In this talk, I’ll walk through how we built and scaled this guild: what worked, what didn’t, and what we’re still figuring out. I’ll share the formats we use to keep engagement high (even when calendars are packed), how we balance deep technical discussions with accessibility. I’ll also reflect on how this kind of community work complements our day jobs, and how it helps engineers grow beyond the boundaries of their product teams.

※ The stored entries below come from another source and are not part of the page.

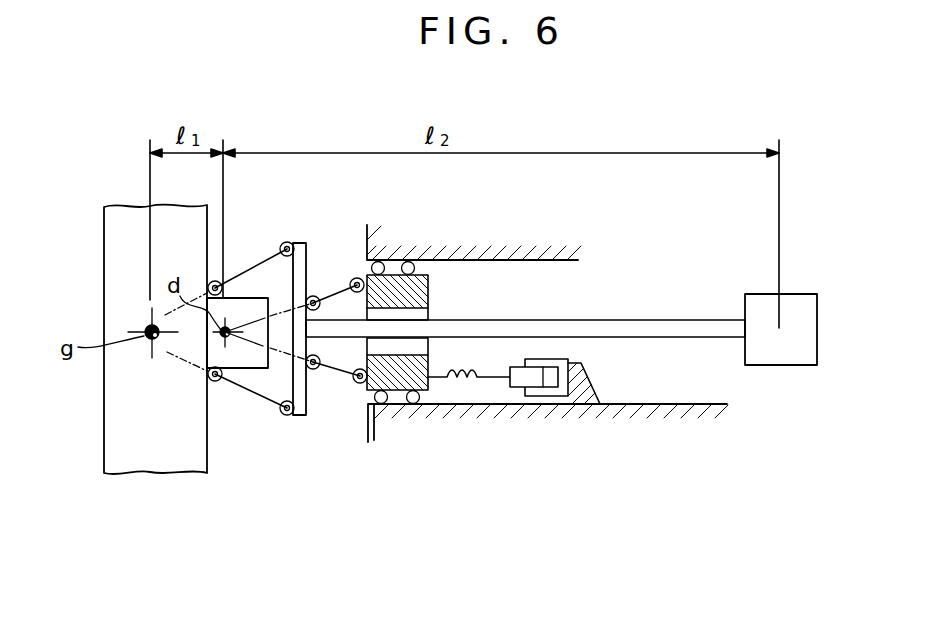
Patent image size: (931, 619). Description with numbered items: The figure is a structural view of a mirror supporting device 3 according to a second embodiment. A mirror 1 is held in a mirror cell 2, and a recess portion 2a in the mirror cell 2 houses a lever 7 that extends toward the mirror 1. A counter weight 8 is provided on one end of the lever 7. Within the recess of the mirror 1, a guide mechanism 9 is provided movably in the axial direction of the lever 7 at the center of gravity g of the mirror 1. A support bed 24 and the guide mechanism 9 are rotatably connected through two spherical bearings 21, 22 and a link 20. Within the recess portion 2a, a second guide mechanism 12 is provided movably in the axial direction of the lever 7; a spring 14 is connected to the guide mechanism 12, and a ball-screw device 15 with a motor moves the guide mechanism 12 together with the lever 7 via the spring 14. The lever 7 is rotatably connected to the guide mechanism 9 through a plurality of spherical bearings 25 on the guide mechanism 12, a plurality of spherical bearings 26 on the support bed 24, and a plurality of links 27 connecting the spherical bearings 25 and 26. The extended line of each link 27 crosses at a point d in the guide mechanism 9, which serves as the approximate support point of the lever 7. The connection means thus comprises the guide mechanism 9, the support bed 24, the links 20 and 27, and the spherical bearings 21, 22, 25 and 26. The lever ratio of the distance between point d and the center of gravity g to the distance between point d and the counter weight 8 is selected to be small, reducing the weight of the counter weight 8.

The mirror 1 is at (147, 476).
The mirror cell 2 is at (372, 410).
The recess portion 2a is at (524, 270).
The mirror supporting device 3 is at (627, 145).
The lever 7 is at (724, 338).
The counter weight 8 is at (788, 366).
The guide mechanism 9 is at (247, 297).
The guide mechanism 12 is at (431, 391).
The spring 14 is at (481, 384).
The ball-screw device 15 is at (558, 398).
The link 20 is at (253, 410).
The spherical bearing 21 is at (217, 382).
The spherical bearing 22 is at (289, 415).
The support bed 24 is at (307, 243).
The spherical bearings 25 is at (362, 384).
The spherical bearings 26 is at (313, 370).
The links 27 is at (333, 367).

If you’re thinking about starting a tech guild, already running one, or just curious how to create more connection and consistency in your data/ML org, this talk is for you. My goal is to share honest lessons (not just success stories) and hopefully spark ideas you can adapt in your own context.

Speaker

Anastasia Karavdina

Anastasia Karavdina

Solutions Architect ML/AI & BI

My background is particle physics, where I was completely spoiled by access to large amounts of data and the freedom to try out every hot ML algorithm on it. The experiments I participated in were so-called large scale experiments (e.g Large Hadron Collider) and had from 500+ up to 2.5k other people working on them. So in addition to physics, I was exposed to the best software development practices that helped us to avoid a complete mess and destroy the Universe. Afterwards I was working as Data Scientist in various fields and recently became "Solution Architect ML/AI and BI" at big enterprise company. During my free time, I like learning new tools and techniques and implementing them in end-to-end AI/ML and IoT projects. My experience has also been very helpful in guiding data analysts, data scientists, and machine learning engineers as a mentor and contributing to the growth of the next generation of data scientist elite.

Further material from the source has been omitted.